Guy Parsons wrote:
alexisgreat wrote:
About the AE/AF thing, is there a way to focus from one part of the frame, but spot meter from a different part of the frame, and neither spot be in the center (in other words, not tie the metering spot to the focusing spot in spot metering mode.)
Olympus always spot meters the same position as the focus spot.
I think that's true in ESP by inference, but if I select spot metering, the little metering indicator stays nailed to the centre of the screen and if I move the focus point around, the metering still comes from where that centre marker is looking, rather than the AF point (I just tried it out to make sure).
In my case I 99% use matrix metering (called ESP?) then adjust via watching the blinkies to get what I want. Always central small focus spot, half press focus and recompose and shoot.
I'm the same (except I don't use the live non-blinky blinkies for the most part because they distract me for some reason - that, and I'm basically a lazy photographer who isn't that good a photographer in any artistic sense - I just love playing with cameras, probably due to a severe strategic error my mother made when I was very small [she put a folding Kodak in my pram for me to play with - long before the days of health and safety awareness, of course! ].
By using S-AF Mode 2 it meters at full press but the way it works I can aim at the final scene, see the blinkie activity and alter the exposure compensation to either get the blinkies right or to "see" into a dark corner, then do the half press focus on point of interest, hold, reframe and shoot and the exposure is how I adjusted it to in live view. Or, when using S-AF Mode 2 I can use the AEL button to lock exposure if unsure about what might change when I finally shoot.
Oh, me too! In my case this comes from long exposure (pardon the pun) to Olympus since the early eighties (the decade!) - and it's a reason I get all wound up with current Canon cameras which lock the exposure on half press in S-AF mode and won't even show the exposure at all if you let go of the shutter release - maddening!
Next if using spot metering (I avoid that as I've seen too many errors from other users when they take some general scene and forget that they have spot metering enabled) then my take would be to still use S-AF Mode 2 then meter the spot needed, press AEL, move to put my central small focus spot where I needed, half press AF and hold, move to reframe, then shoot.
Tried that now, easier and quicker to do than writing about it. Now to make sure that I get rid of that spot meter setting.....

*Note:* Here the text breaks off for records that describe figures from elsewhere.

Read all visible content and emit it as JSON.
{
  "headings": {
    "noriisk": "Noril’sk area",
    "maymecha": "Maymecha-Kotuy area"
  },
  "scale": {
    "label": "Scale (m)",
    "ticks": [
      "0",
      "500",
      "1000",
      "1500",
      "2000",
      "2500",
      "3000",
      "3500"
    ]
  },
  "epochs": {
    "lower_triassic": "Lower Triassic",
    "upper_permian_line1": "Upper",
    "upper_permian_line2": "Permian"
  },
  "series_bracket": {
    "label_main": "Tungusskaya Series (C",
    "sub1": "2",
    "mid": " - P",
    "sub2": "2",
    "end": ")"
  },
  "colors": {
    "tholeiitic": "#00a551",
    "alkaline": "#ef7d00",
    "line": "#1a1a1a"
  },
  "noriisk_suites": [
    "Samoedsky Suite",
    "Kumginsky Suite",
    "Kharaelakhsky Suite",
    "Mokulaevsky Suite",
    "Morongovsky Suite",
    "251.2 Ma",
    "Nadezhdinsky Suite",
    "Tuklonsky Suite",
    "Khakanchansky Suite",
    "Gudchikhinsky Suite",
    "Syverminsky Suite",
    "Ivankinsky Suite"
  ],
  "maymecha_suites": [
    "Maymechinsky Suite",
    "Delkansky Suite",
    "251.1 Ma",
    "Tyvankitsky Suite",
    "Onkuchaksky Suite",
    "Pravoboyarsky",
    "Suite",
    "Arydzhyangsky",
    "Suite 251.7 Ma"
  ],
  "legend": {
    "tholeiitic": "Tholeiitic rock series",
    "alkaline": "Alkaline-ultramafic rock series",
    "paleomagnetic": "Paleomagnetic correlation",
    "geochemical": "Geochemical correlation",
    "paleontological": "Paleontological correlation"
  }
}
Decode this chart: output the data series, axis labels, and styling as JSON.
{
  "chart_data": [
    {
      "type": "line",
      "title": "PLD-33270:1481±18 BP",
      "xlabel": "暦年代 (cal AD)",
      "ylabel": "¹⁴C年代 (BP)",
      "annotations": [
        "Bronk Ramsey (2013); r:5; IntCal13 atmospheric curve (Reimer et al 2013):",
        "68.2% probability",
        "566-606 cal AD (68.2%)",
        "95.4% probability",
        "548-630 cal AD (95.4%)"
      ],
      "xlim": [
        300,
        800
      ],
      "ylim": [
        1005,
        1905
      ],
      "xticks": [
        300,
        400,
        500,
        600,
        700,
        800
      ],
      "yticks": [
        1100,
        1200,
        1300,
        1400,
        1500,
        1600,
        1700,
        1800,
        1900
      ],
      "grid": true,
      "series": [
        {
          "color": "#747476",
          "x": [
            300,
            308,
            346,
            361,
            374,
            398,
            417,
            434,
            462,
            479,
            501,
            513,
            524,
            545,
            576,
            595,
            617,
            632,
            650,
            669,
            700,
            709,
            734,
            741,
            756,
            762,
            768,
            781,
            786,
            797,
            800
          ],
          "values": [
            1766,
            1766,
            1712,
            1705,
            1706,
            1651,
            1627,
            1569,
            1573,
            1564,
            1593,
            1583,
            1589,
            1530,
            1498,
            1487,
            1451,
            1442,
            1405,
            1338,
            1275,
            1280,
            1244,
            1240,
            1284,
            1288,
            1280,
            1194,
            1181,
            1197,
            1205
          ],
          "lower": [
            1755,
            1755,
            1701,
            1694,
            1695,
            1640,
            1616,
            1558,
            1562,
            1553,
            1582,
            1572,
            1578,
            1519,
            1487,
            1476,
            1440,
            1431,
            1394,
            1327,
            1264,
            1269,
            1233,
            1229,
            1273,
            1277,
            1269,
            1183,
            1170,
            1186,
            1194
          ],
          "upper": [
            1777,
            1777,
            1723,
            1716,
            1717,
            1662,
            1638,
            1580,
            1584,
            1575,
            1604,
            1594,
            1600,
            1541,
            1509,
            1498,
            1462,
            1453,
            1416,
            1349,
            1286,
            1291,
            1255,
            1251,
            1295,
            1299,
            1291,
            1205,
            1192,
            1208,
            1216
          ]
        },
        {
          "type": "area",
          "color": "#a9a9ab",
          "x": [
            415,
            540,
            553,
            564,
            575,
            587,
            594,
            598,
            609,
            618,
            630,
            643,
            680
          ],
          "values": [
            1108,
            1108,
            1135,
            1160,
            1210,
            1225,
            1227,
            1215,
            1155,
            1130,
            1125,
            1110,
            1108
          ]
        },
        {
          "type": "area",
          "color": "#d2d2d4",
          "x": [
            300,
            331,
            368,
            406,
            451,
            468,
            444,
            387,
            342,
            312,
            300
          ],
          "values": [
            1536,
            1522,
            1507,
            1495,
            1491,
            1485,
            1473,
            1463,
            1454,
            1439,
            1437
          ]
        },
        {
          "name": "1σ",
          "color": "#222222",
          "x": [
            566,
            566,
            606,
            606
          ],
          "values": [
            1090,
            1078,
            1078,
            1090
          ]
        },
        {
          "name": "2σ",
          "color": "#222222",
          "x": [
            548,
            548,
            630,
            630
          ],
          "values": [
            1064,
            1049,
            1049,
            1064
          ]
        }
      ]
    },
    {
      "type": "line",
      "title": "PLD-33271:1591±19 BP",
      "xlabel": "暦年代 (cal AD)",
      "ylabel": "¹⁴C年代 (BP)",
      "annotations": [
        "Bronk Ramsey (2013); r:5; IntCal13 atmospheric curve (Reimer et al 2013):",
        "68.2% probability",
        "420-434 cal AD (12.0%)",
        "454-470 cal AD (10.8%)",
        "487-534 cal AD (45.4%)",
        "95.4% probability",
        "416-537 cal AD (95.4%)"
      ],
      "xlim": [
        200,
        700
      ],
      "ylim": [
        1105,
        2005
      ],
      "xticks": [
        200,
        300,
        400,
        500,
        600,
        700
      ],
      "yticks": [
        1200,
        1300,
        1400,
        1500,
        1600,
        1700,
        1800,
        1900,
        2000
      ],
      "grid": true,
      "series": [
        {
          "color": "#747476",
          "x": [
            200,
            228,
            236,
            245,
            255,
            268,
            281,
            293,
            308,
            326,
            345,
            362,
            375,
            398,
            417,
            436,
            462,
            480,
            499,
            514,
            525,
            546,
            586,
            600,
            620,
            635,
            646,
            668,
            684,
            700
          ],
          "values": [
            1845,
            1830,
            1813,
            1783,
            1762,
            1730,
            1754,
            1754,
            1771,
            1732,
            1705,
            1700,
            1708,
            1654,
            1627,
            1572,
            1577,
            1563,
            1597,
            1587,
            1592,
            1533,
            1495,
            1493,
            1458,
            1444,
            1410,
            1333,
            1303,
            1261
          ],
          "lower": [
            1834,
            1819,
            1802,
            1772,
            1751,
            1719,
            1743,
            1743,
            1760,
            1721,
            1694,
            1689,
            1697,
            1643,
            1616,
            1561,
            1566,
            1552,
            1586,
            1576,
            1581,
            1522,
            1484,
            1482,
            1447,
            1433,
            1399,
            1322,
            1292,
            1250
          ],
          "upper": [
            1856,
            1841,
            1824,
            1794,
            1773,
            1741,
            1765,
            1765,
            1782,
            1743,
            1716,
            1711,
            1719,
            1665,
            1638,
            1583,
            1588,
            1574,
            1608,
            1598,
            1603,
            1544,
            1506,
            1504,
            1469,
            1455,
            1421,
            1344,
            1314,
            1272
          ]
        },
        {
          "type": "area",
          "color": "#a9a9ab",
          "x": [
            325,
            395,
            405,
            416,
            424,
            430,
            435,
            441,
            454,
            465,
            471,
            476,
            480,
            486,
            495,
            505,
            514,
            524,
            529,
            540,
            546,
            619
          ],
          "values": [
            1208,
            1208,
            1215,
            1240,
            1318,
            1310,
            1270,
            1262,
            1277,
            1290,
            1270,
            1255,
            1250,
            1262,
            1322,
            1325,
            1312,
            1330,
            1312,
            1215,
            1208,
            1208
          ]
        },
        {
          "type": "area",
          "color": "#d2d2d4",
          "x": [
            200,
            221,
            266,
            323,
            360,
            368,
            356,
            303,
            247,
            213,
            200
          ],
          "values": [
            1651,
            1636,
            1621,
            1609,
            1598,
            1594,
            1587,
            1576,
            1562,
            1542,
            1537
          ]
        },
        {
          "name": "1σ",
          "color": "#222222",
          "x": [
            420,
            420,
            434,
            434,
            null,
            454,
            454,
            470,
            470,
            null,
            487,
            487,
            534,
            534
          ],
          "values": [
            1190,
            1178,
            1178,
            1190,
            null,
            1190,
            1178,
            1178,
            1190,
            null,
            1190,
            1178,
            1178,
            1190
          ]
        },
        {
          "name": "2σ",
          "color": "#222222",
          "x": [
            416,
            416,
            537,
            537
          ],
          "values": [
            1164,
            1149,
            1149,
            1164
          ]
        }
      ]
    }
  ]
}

I've been thinking about this since posting for Alex and the other way would be to just have AEL set to spot metering - but I guess that's potentially more dangerous still and easier to overlook/forget. Though at least it becomes obvious on instant review (which I have active).
In my case now E-P5 and 12-40mm, sitting in chair with one elbow on desk, shooting the dim computer junk under a table close by and was variously using 1.3 and 2.6 second shots at 14mm by aiming at different parts and getting the exposures that I expected.
What I didn't really expect was shake free results at those shutter times, but sure enough I got them. About 6 stops improvement, and when I think about it, that mostly due to elbow on table, I've done those stability tests before and elbows on table or chair arms gives about 3 stops on its own.
Anyway, using spot meter and spot focus is no problem, just involves a little more work by the user. Just remember to watch the AEL lock icon to make sure it's on or off as needed.
Absolutely - not that you need any reinforcement from me, as I know you're more expert than me! But anyway, agreed - so there!